As implemented this results in a tree of ordered dictionaries. The keys for each dictionary are the median rating for the child elements. This means that at each nesting level the keys are: 0, 1, or 2. The nesting continues to a fixed depth based on an argument supplied to the ranking function but it is also bound by the combinatorics of the reviewers & scoring (i.e. the number of ways that a submission can be scored by the reviewers). E.g. with 10 reviewers rating either 0, 1, or 2 there are 220 possible scores.

## Ranking ##
Whilst the leaves of the scoring tree are nominally sorted its for ease of manipulation the tree is flattened. Each leaf is assigned a rank by calculating the value of the path to that leaf. E.g. leaf 0-1-2 is 5 (0x9 + 1x3 + 2).

**NB**: because of the nature of the majority vote system the leaf values are not evenly distributed.


In [1]:
from majority_judgement import (rank_submissions, linearise_submissions, generate_scores,
                            get_floor_median, remove_scoring_element)
from copy import deepcopy

In [None]:
%matplotlib inline

In [None]:
import matplotlib.pyplot as plt

In [2]:
def calc(score_set):
    _score_set = sorted(deepcopy(score_set))
    power = 3 ** (len(score_set) - 1)
    res = 0
    while _score_set:
        score = get_floor_median(_score_set)
        res += (score * power)
        power = int(power / 3)
        remove_scoring_element(score, _score_set)
    return res

def alt_rank(scores):
    res = {}
    for s in scores:
        score = calc(s)
        res.setdefault(score, 0)
        res[score] += 1
    return res

In [3]:
scores = generate_scores(90, 8)

In [13]:
%timeit linearise_submissions(rank_submissions(deepcopy(scores)))
tree = rank_submissions(deepcopy(scores))
lin_trees = linearise_submissions(tree)
print(lin_trees)

100 loops, best of 3: 2.52 ms per loop
OrderedDict([(0, 2), (1, 8), (2, 1), (10, 4), (11, 5), (20, 1), (37, 15), (38, 5), (40, 9), (41, 19), (47, 4), (50, 10), (74, 1), (77, 6)])


In [14]:
%timeit alt_rank(scores)
maths = alt_rank(scores)
print(sorted(maths.items(), key=lambda x:x))
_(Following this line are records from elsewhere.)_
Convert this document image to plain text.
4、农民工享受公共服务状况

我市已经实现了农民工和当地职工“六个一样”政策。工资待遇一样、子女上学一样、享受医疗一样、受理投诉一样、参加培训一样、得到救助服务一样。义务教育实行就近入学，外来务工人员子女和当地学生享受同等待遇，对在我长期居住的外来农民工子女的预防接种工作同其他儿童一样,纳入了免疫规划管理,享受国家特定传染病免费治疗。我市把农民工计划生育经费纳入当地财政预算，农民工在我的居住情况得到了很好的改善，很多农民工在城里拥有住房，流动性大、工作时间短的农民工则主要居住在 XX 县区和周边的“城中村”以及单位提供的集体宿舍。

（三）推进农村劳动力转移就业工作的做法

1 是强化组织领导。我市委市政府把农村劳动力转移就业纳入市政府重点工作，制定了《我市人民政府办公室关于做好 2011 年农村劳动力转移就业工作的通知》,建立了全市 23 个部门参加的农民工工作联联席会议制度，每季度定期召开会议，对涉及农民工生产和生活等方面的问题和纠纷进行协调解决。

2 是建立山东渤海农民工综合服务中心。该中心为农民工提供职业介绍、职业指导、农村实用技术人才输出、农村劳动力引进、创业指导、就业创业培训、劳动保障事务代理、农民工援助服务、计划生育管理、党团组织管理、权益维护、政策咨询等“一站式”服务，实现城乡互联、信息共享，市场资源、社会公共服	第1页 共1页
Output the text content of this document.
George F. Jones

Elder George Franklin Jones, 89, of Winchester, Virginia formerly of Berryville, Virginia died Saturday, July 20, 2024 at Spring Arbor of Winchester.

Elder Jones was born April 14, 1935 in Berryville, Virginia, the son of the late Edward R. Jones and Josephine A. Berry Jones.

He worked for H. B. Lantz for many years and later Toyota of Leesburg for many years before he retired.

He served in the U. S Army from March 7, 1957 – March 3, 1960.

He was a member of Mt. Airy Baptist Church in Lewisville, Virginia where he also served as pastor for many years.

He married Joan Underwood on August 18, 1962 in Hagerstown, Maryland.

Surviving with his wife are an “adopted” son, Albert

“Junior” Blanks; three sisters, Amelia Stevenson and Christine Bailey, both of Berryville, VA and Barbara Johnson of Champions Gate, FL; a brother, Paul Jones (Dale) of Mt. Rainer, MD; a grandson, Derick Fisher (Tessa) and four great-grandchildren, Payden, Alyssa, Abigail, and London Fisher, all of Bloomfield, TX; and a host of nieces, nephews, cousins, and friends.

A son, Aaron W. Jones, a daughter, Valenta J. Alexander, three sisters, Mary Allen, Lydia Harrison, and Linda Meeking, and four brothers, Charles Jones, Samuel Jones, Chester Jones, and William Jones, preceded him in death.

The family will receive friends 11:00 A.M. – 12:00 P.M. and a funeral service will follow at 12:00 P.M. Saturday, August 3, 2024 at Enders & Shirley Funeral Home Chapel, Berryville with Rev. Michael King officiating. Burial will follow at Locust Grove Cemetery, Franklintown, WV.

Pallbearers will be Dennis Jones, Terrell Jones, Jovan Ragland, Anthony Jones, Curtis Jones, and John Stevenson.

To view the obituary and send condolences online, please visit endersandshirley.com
100 loops, best of 3: 2.82 ms per loop
[(1, 1), (10, 1), (91, 1), (92, 4), (101, 3), (182, 1), (820, 1), (821, 1), (830, 2), (911, 5), (1640, 1), (3007, 2), (3008, 4), (3017, 9), (3098, 5), (3251, 2), (3260, 6), (3287, 1), (3341, 11), (3368, 7), (3371, 1), (3827, 4), (4070, 2), (4097, 5), (4100, 3), (6014, 1), (6257, 2), (6284, 3), (6287, 1)]


In [None]:
scores = generate_scores(90, 8)

res = rank_submissions(scores, max_depth=5)
lin_res = linearise_submissions(res)

print('Score Count')
for score, count in lin_res.items():
    print('{0:5d} {1:<3d}'.format(score, count))

print('\nTotal:', sum(lin_res.values()))

In [None]:
def brute_force_it(n_loops, n_submissions=90, n_reviewers=10, max_depth=10):
    res = {}
    for i in range(n_loops):
        scores = generate_scores(n_submissions, n_reviewers)
        ranked = rank_submissions(scores, max_depth)
        linearised = linearise_submissions(ranked)
        for position, count in linearised.items():
            if position not in res:
                res[position] = []
            res[position].append(count)
    return res

In [None]:
def analyse_brute(brute_data, percent_accepted=0.2, count_accepted=250):
    # Turn into ordered (score, count) pairs
    score_counts = [(i, sum(j)) for i, j in brute_data.items()]
    score_counts = sorted(score_counts, key=lambda x: x[0], reverse=True)
    total = sum([j for i, j in score_counts])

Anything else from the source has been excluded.